Do people even know what bailing wire is anymore? Or it's close cousin, binder twine?
Number 8 on the greatest tools of all times list that most versatile of all binders, Bailing Wire. Here are a few of its most common uses.
  • Key retriever. Combine a length of bailing wire with a sticky piece of chewing gum to retrieve the key that fell through the sewer grating.
  • Chum Tie. Grind up your bait fish in a gallon milk jug with the top cut off and freeze it with a length of bailing wire sticking through it. Then hang it off the back of your boat.
  • Wrench Holder. Sting all your box end wrenches together and hook the wire ends together.
  • Socket holder. Use the same technique as above.
  • Fish Stringer. Inside the gill out the mouth.
  • Wire Fisher. Hook it on your coax cable and you can fish it through most any place.
  • Marshmallow Rotisserie. Poke it on and find a fire.
  • Music. Combine a length with an empty bucket and a broom handle.
  • Fastener. It will hold nearly anything too hot for duct tape.
  • Lid Saver. Attach your trash can lid to one side of the can and the wind won’t blow it away.

2. vise grip.
Not the greatest tool... but it gets used a lot
Here are a few of its many wonderful uses.
  • It will open the most stubborn of beer bottles (I disavow any first hand knowledge of this).
  • It will easily clamp on to the little nub left after the tine breaks off your zipper and pull that sucker right up to your belt buckle.
  • It is the only tool I know that is specifically designed to unscrew any bolt or nut you have already ruined by stripping it.
  • Excellent for clamping on to and rocking-back-and-forth-until-they-break bolts that are too stupid to come off correctly.
  • If you turn it around it makes a pretty good hammer for banging on stubborn parts.
  • Good for clamping things steady on your work bench.
  • Great for crimping closed a leaking radiator tube (at least until you can get to the service station).
  • A short term fastener to hold together two pieces of most anything from which the bolt has been lost.
  • A right impressive noggin knocker in a rough and tumble.
  • It will also clamp open the repair manual to the right page while your replacing your alternator or dynamo.

1. duct tape
Of course, this is #1. Especially if you are Canadian.
I believe the merits of duct tape should be shouted from the mountaintops.

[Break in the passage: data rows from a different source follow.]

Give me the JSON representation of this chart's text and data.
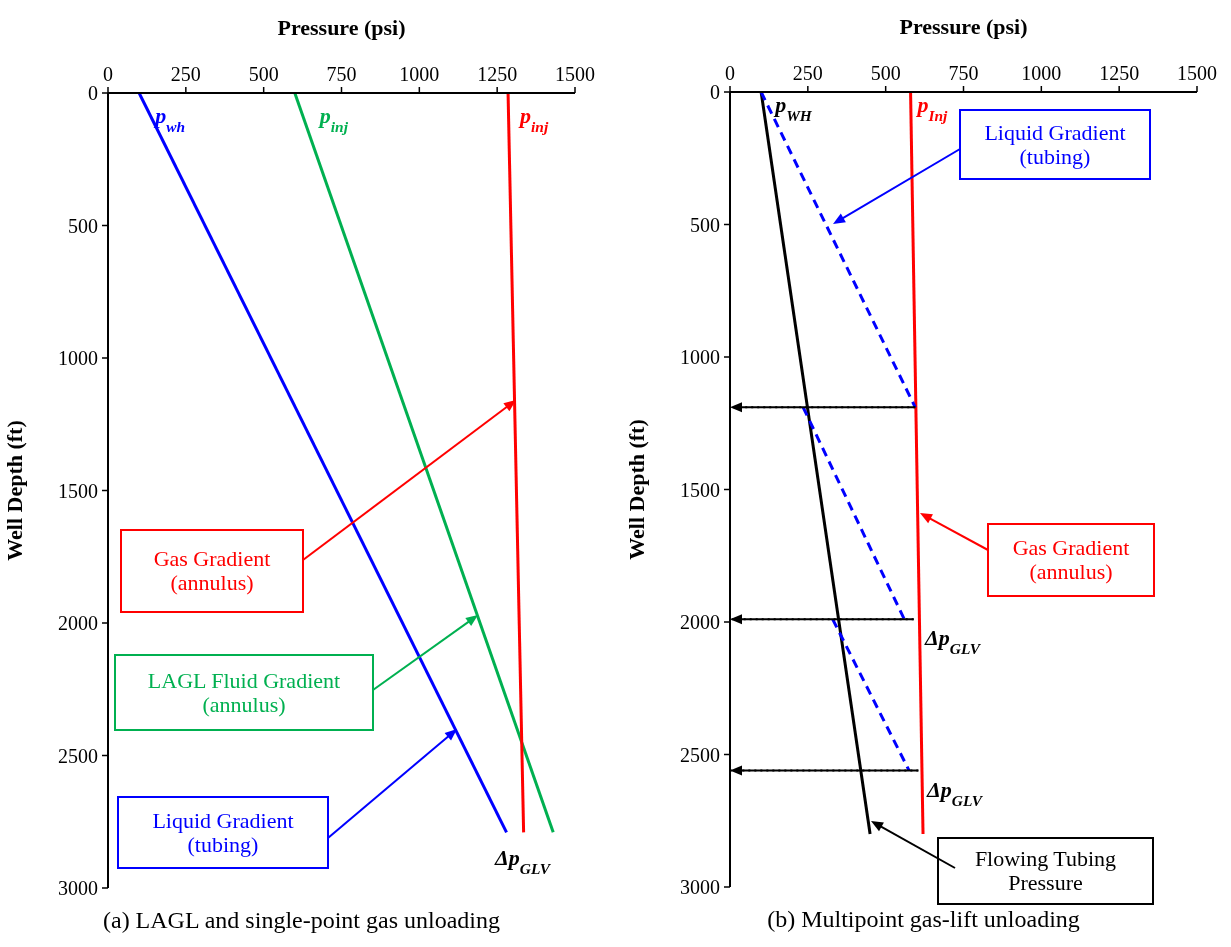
{
  "chart_data": [
    {
      "type": "line",
      "xlabel": "Pressure (psi)",
      "ylabel": "Well Depth (ft)",
      "xlim": [
        0,
        1500
      ],
      "xticks": [
        0,
        250,
        500,
        750,
        1000,
        1250,
        1500
      ],
      "ylim": [
        3000,
        0
      ],
      "yticks": [
        0,
        500,
        1000,
        1500,
        2000,
        2500,
        3000
      ],
      "series": [
        {
          "color": "#0000ff",
          "x": [
            100,
            1280
          ],
          "values": [
            0,
            2790
          ]
        },
        {
          "color": "#00b050",
          "x": [
            600,
            1430
          ],
          "values": [
            0,
            2790
          ]
        },
        {
          "color": "#ff0000",
          "x": [
            1285,
            1335
          ],
          "values": [
            0,
            2790
          ]
        }
      ],
      "annotations": [
        {
          "text": "p$_{wh}$",
          "x": 100,
          "y": 0
        },
        {
          "text": "p$_{inj}$",
          "x": 600,
          "y": 0
        },
        {
          "text": "p$_{inj}$",
          "x": 1285,
          "y": 0
        },
        "Gas Gradient\n(annulus)",
        "LAGL Fluid Gradient\n(annulus)",
        "Liquid Gradient\n(tubing)",
        "Δp$_{GLV}$",
        "(a) LAGL and single-point gas unloading"
      ]
    },
    {
      "type": "line",
      "xlabel": "Pressure (psi)",
      "ylabel": "Well Depth (ft)",
      "xlim": [
        0,
        1500
      ],
      "xticks": [
        0,
        250,
        500,
        750,
        1000,
        1250,
        1500
      ],
      "ylim": [
        3000,
        0
      ],
      "yticks": [
        0,
        500,
        1000,
        1500,
        2000,
        2500,
        3000
      ],
      "series": [
        {
          "color": "#000000",
          "x": [
            100,
            450
          ],
          "values": [
            0,
            2800
          ]
        },
        {
          "color": "#ff0000",
          "x": [
            580,
            620
          ],
          "values": [
            0,
            2800
          ]
        },
        {
          "color": "#0000ff",
          "line_style": "dashed",
          "x": [
            100,
            595,
            null,
            235,
            560,
            null,
            330,
            575
          ],
          "values": [
            0,
            1190,
            null,
            1190,
            1990,
            null,
            1990,
            2560
          ]
        },
        {
          "color": "#000000",
          "line_style": "dotted",
          "x": [
            595,
            0,
            null,
            590,
            0,
            null,
            605,
            0
          ],
          "values": [
            1190,
            1190,
            null,
            1990,
            1990,
            null,
            2560,
            2560
          ]
        }
      ],
      "annotations": [
        {
          "text": "p$_{WH}$",
          "x": 100,
          "y": 0
        },
        {
          "text": "p$_{Inj}$",
          "x": 580,
          "y": 0
        },
        "Liquid Gradient\n(tubing)",
        "Gas Gradient\n(annulus)",
        "Flowing Tubing\nPressure",
        "Δp$_{GLV}$",
        "Δp$_{GLV}$",
        "(b) Multipoint gas-lift unloading"
      ]
    }
  ]
}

The longer I live the more uses I find for this invaluable resource.

Here is a list of my favorite few.
  • Securing computer cables.
  • It is great for splicing wires because it is wider and more sturdy than black electrical tape.
  • Emergency luggage patch.
  • Repairing and marking your guitar case.
  • Hide a key under your fender.
  • Emergency hose repair.
  • Holding the batteries in your remote control.
  • Tape an extra desk key under your desk.
  • Remove those long ear hairs the come with middle age (ouch!).

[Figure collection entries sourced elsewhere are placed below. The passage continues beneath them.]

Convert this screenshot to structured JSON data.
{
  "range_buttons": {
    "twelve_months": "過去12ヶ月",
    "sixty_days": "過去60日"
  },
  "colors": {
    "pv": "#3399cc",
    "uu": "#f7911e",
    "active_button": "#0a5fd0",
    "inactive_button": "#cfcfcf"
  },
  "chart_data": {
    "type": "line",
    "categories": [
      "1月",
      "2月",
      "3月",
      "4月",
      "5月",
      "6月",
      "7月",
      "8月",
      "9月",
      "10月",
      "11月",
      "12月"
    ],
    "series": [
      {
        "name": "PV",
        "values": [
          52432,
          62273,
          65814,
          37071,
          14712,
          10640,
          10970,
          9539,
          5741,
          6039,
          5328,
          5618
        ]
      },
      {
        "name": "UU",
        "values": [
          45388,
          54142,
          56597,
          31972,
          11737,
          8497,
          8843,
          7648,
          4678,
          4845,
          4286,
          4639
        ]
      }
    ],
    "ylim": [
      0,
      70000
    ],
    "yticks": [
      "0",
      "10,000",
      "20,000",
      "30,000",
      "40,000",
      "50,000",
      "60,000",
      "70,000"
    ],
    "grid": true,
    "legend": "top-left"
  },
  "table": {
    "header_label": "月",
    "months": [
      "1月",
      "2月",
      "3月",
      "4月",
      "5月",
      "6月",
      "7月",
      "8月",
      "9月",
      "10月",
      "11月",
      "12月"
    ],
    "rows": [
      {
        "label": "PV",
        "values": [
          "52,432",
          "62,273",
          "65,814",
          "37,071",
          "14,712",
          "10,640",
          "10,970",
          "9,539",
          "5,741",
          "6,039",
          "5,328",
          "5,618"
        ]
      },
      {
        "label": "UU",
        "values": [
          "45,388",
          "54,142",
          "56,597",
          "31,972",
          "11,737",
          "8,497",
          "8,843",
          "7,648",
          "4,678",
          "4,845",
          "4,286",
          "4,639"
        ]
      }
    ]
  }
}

Extra bonus. Add a few years to that favorite book by re-enforcing the ragged binding.

1 comment:

michael lewis said...

I am sorry, but duct tape is dead to me.

I once used a soup can cut down the side with top and bottom removed to cover / patch a small (massive) rust spot (hole / non-existant section) in the exhaust of my '85 Jetta.

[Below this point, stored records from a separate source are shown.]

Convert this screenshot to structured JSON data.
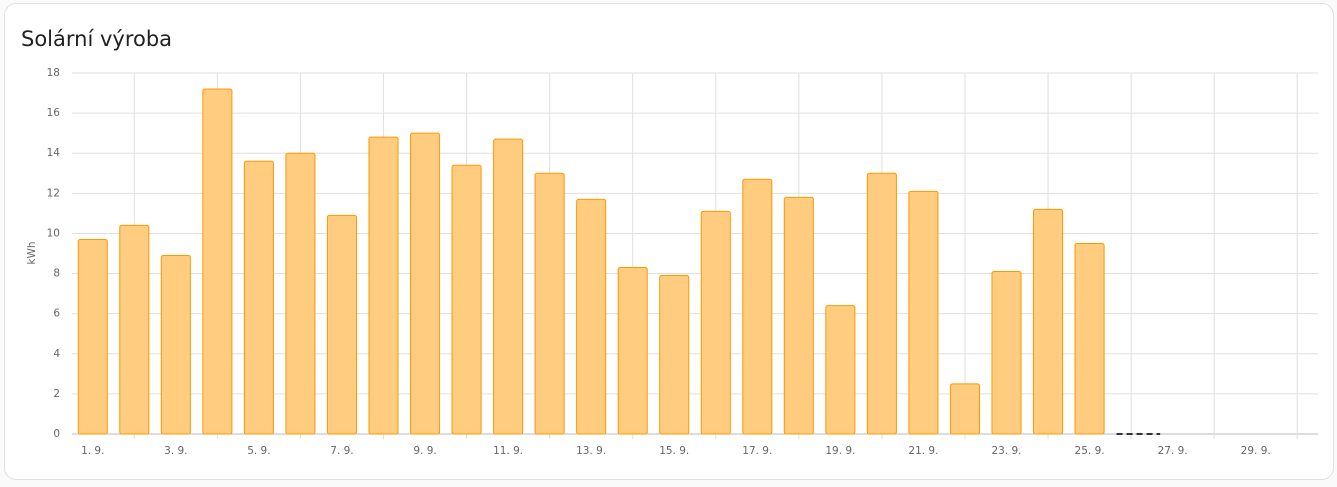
{
  "chart_data": {
    "type": "bar",
    "title": "Solární výroba",
    "ylabel": "kWh",
    "categories": [
      "1. 9.",
      null,
      "3. 9.",
      null,
      "5. 9.",
      null,
      "7. 9.",
      null,
      "9. 9.",
      null,
      "11. 9.",
      null,
      "13. 9.",
      null,
      "15. 9.",
      null,
      "17. 9.",
      null,
      "19. 9.",
      null,
      "21. 9.",
      null,
      "23. 9.",
      null,
      "25. 9.",
      null,
      "27. 9.",
      null,
      "29. 9.",
      null
    ],
    "values": [
      9.7,
      10.4,
      8.9,
      17.2,
      13.6,
      14.0,
      10.9,
      14.8,
      15.0,
      13.4,
      14.7,
      13.0,
      11.7,
      8.3,
      7.9,
      11.1,
      12.7,
      11.8,
      6.4,
      13.0,
      12.1,
      2.5,
      8.1,
      11.2,
      9.5,
      0,
      null,
      null,
      null,
      null
    ],
    "color": "#ffcc80",
    "border_color": "#ff9800",
    "ylim": [
      0,
      18
    ],
    "yticks": [
      0,
      2,
      4,
      6,
      8,
      10,
      12,
      14,
      16,
      18
    ],
    "grid": true
  }
}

To hold the soup can in place, I used duct tape.

I would also like to add the following:
#1 - the soup can was from your wife's blue box
#2 - the duct tape was from your "tool" box
#3 - good thing you rented that house because my car leaked all sorts of fluids and lost parts and didn't your tap water taste like antifreeze and rust? How was I to know that dumping used oil and other auto fuids into the storm drain was not a good thing?

The finale:

The duct tape couldn't even take a little heat from the exhaust pipe / soup can and melted away in less than 13 km, which is the distance from Aylmer to Barnabas.